O título não poderia ser mais simbólico: Dançando em Ruínas fala da beleza que ainda pode florescer em meio aos destroços. A dança, que moldou Eliza por dentro, mesmo que esquecida, ainda guia seus movimentos, seu modo de estar no mundo. Chris, por sua vez, vai aos poucos permitindo-se sentir. Não há um momento exato em que o amor acontece — ele se insinua, se instala, se firma — como tudo no livro: aos poucos, com dor, com beleza.
🖋 Escrita e ambientação
Brenda Gomes tem uma escrita sensível e imersiva. A narrativa é em terceira pessoa, mas permite mergulhos profundos na mente e nas emoções dos protagonistas. O ritmo é propositalmente contido — não lento, mas cuidadoso. O foco está nos detalhes: o barulho dos passos no piso de madeira, o cheiro das lembranças, a tensão de uma mão que quase toca outra.

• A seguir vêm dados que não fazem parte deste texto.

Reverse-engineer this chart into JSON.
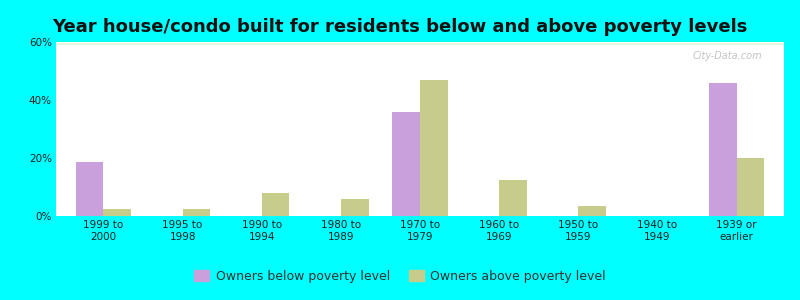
{
  "title": "Year house/condo built for residents below and above poverty levels",
  "categories": [
    "1999 to\n2000",
    "1995 to\n1998",
    "1990 to\n1994",
    "1980 to\n1989",
    "1970 to\n1979",
    "1960 to\n1969",
    "1950 to\n1959",
    "1940 to\n1949",
    "1939 or\nearlier"
  ],
  "below_poverty": [
    18.5,
    0,
    0,
    0,
    36.0,
    0,
    0,
    0,
    46.0
  ],
  "above_poverty": [
    2.5,
    2.5,
    8.0,
    6.0,
    47.0,
    12.5,
    3.5,
    0,
    20.0
  ],
  "below_color": "#c9a0dc",
  "above_color": "#c8cc8a",
  "ylim": [
    0,
    60
  ],
  "yticks": [
    0,
    20,
    40,
    60
  ],
  "ytick_labels": [
    "0%",
    "20%",
    "40%",
    "60%"
  ],
  "bar_width": 0.35,
  "background_color": "#00ffff",
  "legend_below_label": "Owners below poverty level",
  "legend_above_label": "Owners above poverty level",
  "title_fontsize": 13,
  "tick_fontsize": 7.5,
  "legend_fontsize": 9
}
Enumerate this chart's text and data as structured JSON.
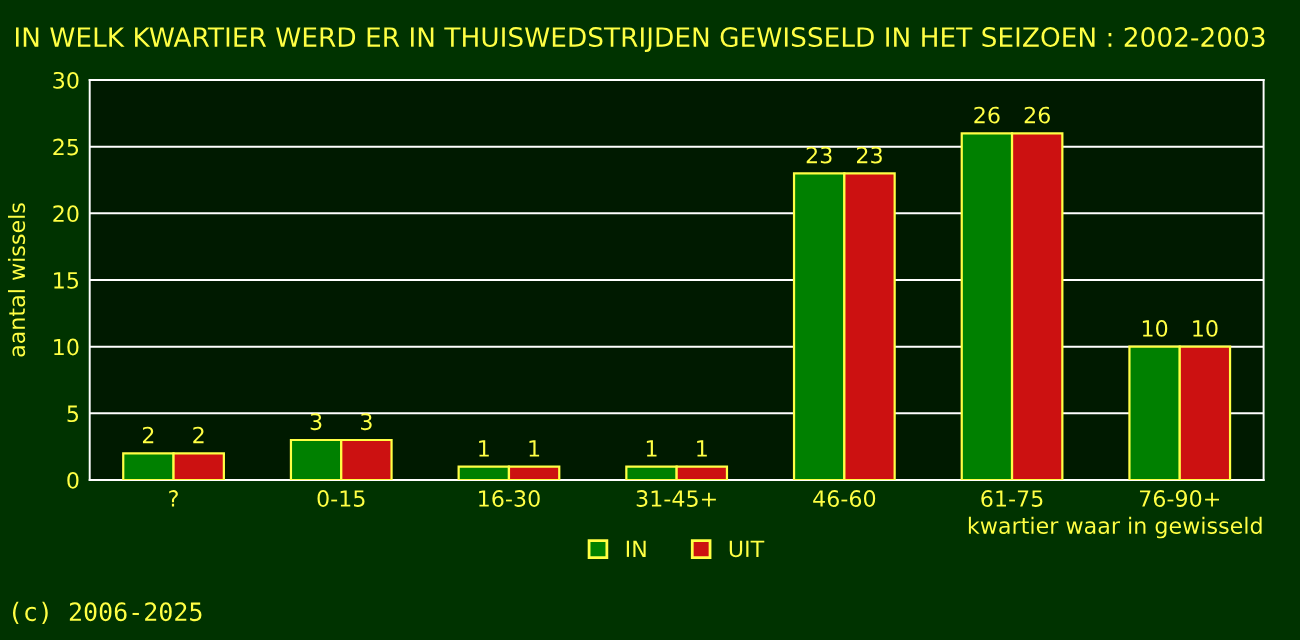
{
  "chart_data": {
    "type": "bar",
    "title": "IN WELK KWARTIER WERD ER IN THUISWEDSTRIJDEN GEWISSELD IN HET SEIZOEN : 2002-2003",
    "xlabel": "kwartier waar in gewisseld",
    "ylabel": "aantal wissels",
    "categories": [
      "?",
      "0-15",
      "16-30",
      "31-45+",
      "46-60",
      "61-75",
      "76-90+"
    ],
    "series": [
      {
        "name": "IN",
        "color": "#008000",
        "values": [
          2,
          3,
          1,
          1,
          23,
          26,
          10
        ]
      },
      {
        "name": "UIT",
        "color": "#cc1111",
        "values": [
          2,
          3,
          1,
          1,
          23,
          26,
          10
        ]
      }
    ],
    "ylim": [
      0,
      30
    ],
    "yticks": [
      0,
      5,
      10,
      15,
      20,
      25,
      30
    ],
    "grid": "y",
    "legend": "bottom",
    "data_labels": true,
    "annotations": [
      "(c) 2006-2025"
    ]
  }
}
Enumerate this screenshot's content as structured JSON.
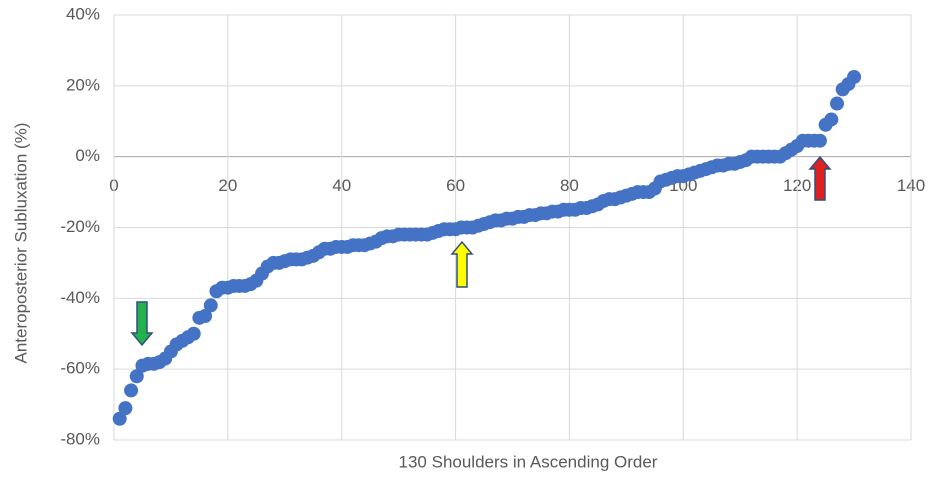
{
  "chart_data": {
    "type": "scatter",
    "x_label": "130 Shoulders in Ascending Order",
    "y_label": "Anteroposterior Subluxation (%)",
    "color": "#4472c4",
    "grid": true,
    "xlim": [
      0,
      140
    ],
    "xticks": [
      0,
      20,
      40,
      60,
      80,
      100,
      120,
      140
    ],
    "ylim": [
      -80,
      40
    ],
    "yticks": [
      {
        "value": -80,
        "label": "-80%"
      },
      {
        "value": -60,
        "label": "-60%"
      },
      {
        "value": -40,
        "label": "-40%"
      },
      {
        "value": -20,
        "label": "-20%"
      },
      {
        "value": 0,
        "label": "0%"
      },
      {
        "value": 20,
        "label": "20%"
      },
      {
        "value": 40,
        "label": "40%"
      }
    ],
    "x": [
      1,
      2,
      3,
      4,
      5,
      6,
      7,
      8,
      9,
      10,
      11,
      12,
      13,
      14,
      15,
      16,
      17,
      18,
      19,
      20,
      21,
      22,
      23,
      24,
      25,
      26,
      27,
      28,
      29,
      30,
      31,
      32,
      33,
      34,
      35,
      36,
      37,
      38,
      39,
      40,
      41,
      42,
      43,
      44,
      45,
      46,
      47,
      48,
      49,
      50,
      51,
      52,
      53,
      54,
      55,
      56,
      57,
      58,
      59,
      60,
      61,
      62,
      63,
      64,
      65,
      66,
      67,
      68,
      69,
      70,
      71,
      72,
      73,
      74,
      75,
      76,
      77,
      78,
      79,
      80,
      81,
      82,
      83,
      84,
      85,
      86,
      87,
      88,
      89,
      90,
      91,
      92,
      93,
      94,
      95,
      96,
      97,
      98,
      99,
      100,
      101,
      102,
      103,
      104,
      105,
      106,
      107,
      108,
      109,
      110,
      111,
      112,
      113,
      114,
      115,
      116,
      117,
      118,
      119,
      120,
      121,
      122,
      123,
      124,
      125,
      126,
      127,
      128,
      129,
      130
    ],
    "values": [
      -74,
      -71,
      -66,
      -62,
      -59,
      -58.5,
      -58.5,
      -58,
      -57,
      -55,
      -53,
      -52,
      -51,
      -50,
      -45.5,
      -45,
      -42,
      -38,
      -37,
      -37,
      -36.5,
      -36.5,
      -36.5,
      -36,
      -35,
      -33,
      -31,
      -30,
      -30,
      -29.5,
      -29,
      -29,
      -29,
      -28.5,
      -28,
      -27,
      -26,
      -26,
      -25.5,
      -25.5,
      -25.5,
      -25,
      -25,
      -25,
      -24.5,
      -24,
      -23,
      -22.5,
      -22.5,
      -22,
      -22,
      -22,
      -22,
      -22,
      -22,
      -21.5,
      -21,
      -20.5,
      -20.5,
      -20.5,
      -20,
      -20,
      -20,
      -19.5,
      -19,
      -18.5,
      -18,
      -18,
      -17.5,
      -17.5,
      -17,
      -17,
      -16.5,
      -16.5,
      -16,
      -16,
      -15.5,
      -15.5,
      -15,
      -15,
      -15,
      -14.5,
      -14.5,
      -14,
      -13.5,
      -12.5,
      -12,
      -12,
      -11.5,
      -11,
      -10.5,
      -10,
      -10,
      -10,
      -9,
      -7,
      -6.5,
      -6,
      -5.5,
      -5.5,
      -5,
      -4.5,
      -4,
      -3.5,
      -3,
      -2.5,
      -2.5,
      -2,
      -2,
      -1.5,
      -1,
      0,
      0,
      0,
      0,
      0,
      0,
      1,
      2,
      3,
      4.5,
      4.5,
      4.5,
      4.5,
      9,
      10.5,
      15,
      19,
      20.5,
      22.5
    ]
  }
}
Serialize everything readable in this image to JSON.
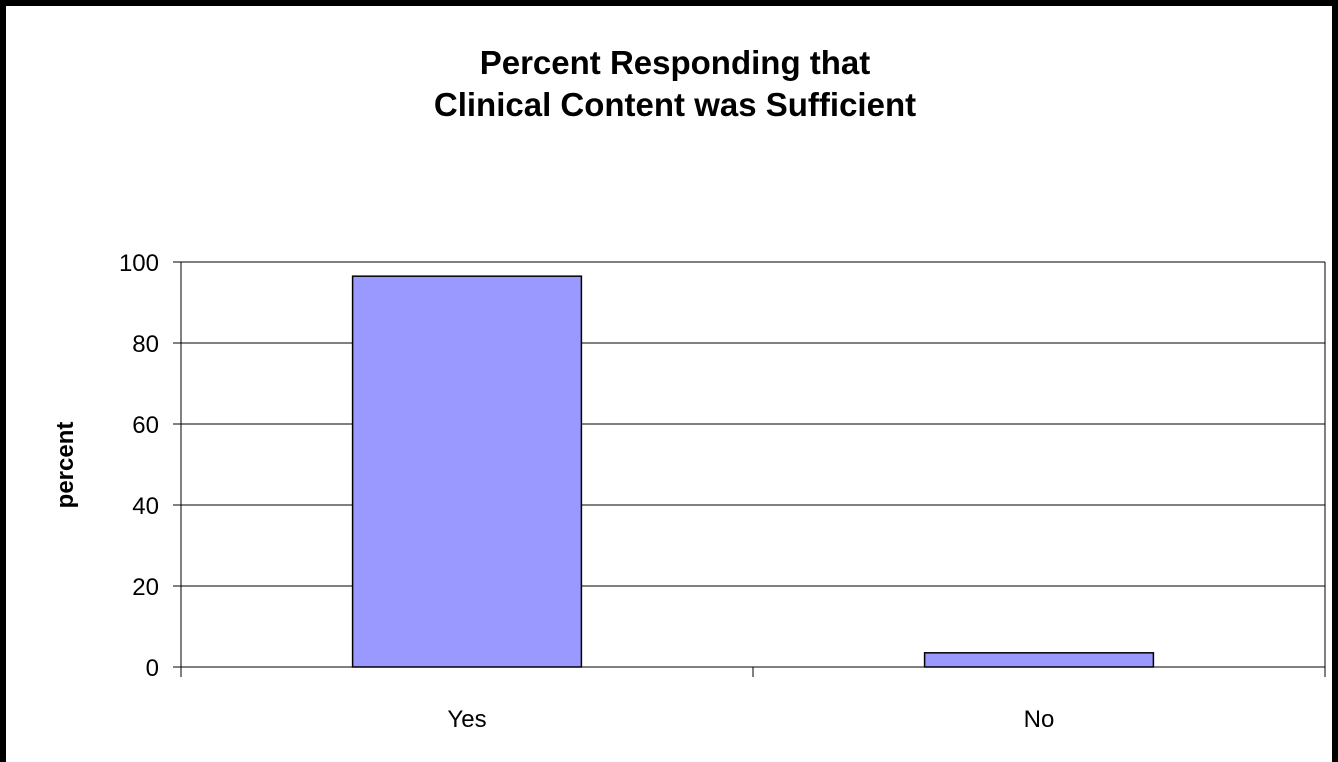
{
  "chart_data": {
    "type": "bar",
    "title_lines": [
      "Percent Responding that",
      "Clinical Content was Sufficient"
    ],
    "xlabel": "",
    "ylabel": "percent",
    "categories": [
      "Yes",
      "No"
    ],
    "values": [
      96.5,
      3.5
    ],
    "ylim": [
      0,
      100
    ],
    "yticks": [
      0,
      20,
      40,
      60,
      80,
      100
    ],
    "ytick_labels": [
      "0",
      "20",
      "40",
      "60",
      "80",
      "100"
    ],
    "grid": true,
    "legend": "none",
    "colors": {
      "bar_fill": "#9999ff",
      "bar_stroke": "#000000",
      "grid": "#000000",
      "axis": "#000000"
    }
  }
}
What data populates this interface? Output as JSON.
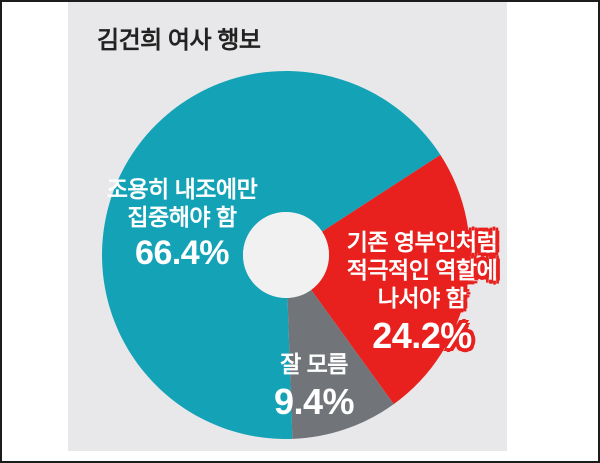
{
  "title": "김건희 여사 행보",
  "colors": {
    "teal": "#14a3b6",
    "red": "#e8201e",
    "gray": "#717579",
    "panel_bg": "#e8e8ea",
    "hole": "#f1f1f1",
    "frame": "#1c1c1c",
    "title_text": "#222222",
    "label_text": "#ffffff"
  },
  "chart_data": {
    "type": "pie",
    "donut": true,
    "title": "김건희 여사 행보",
    "unit": "%",
    "start_angle_deg": -88,
    "direction": "clockwise",
    "slices": [
      {
        "label": "조용히 내조에만 집중해야 함",
        "value": 66.4,
        "color": "#14a3b6"
      },
      {
        "label": "기존 영부인처럼 적극적인 역할에 나서야 함",
        "value": 24.2,
        "color": "#e8201e"
      },
      {
        "label": "잘 모름",
        "value": 9.4,
        "color": "#717579"
      }
    ]
  },
  "labels": {
    "teal": {
      "line1": "조용히 내조에만",
      "line2": "집중해야 함",
      "pct": "66.4%"
    },
    "red": {
      "line1": "기존 영부인처럼",
      "line2": "적극적인 역할에",
      "line3": "나서야 함",
      "pct": "24.2%"
    },
    "gray": {
      "line1": "잘 모름",
      "pct": "9.4%"
    }
  }
}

O cenário, majoritariamente contido na Residência Ford, funciona como um personagem: uma casa marcada por sombras, que pouco a pouco vai sendo preenchida com luz, risos, movimento — até mesmo dança. Os ambientes internos reforçam a introspecção da narrativa, mas não a tornam claustrofóbica. Ao contrário, intensificam a intimidade do que se constrói ali dentro.
🎯 Temas tratados
- Transtorno de estresse pós-traumático (TEPT)
- Maternidade solo e vulnerabilidade feminina
- Superação e reconstrução emocional
- A força da arte como memória e linguagem
- Relacionamentos como espaço de cura, não de salvação
✨ Conclusão
Dançando em Ruínas é um romance sobre silêncio, dor e esperança. Sobre encontros que não salvam, mas sustentam. Sobre amor que respeita limites. Sobre corpos que aprenderam a se defender e, aos poucos, reaprendem a se entregar. É uma história que toca fundo — porque fala de coisas que não são ditas, mas sentidas.
Brenda Gomes entrega, aqui, um romance maduro e tocante, daqueles que permanecem ecoando por dias na mente e no peito do leitor.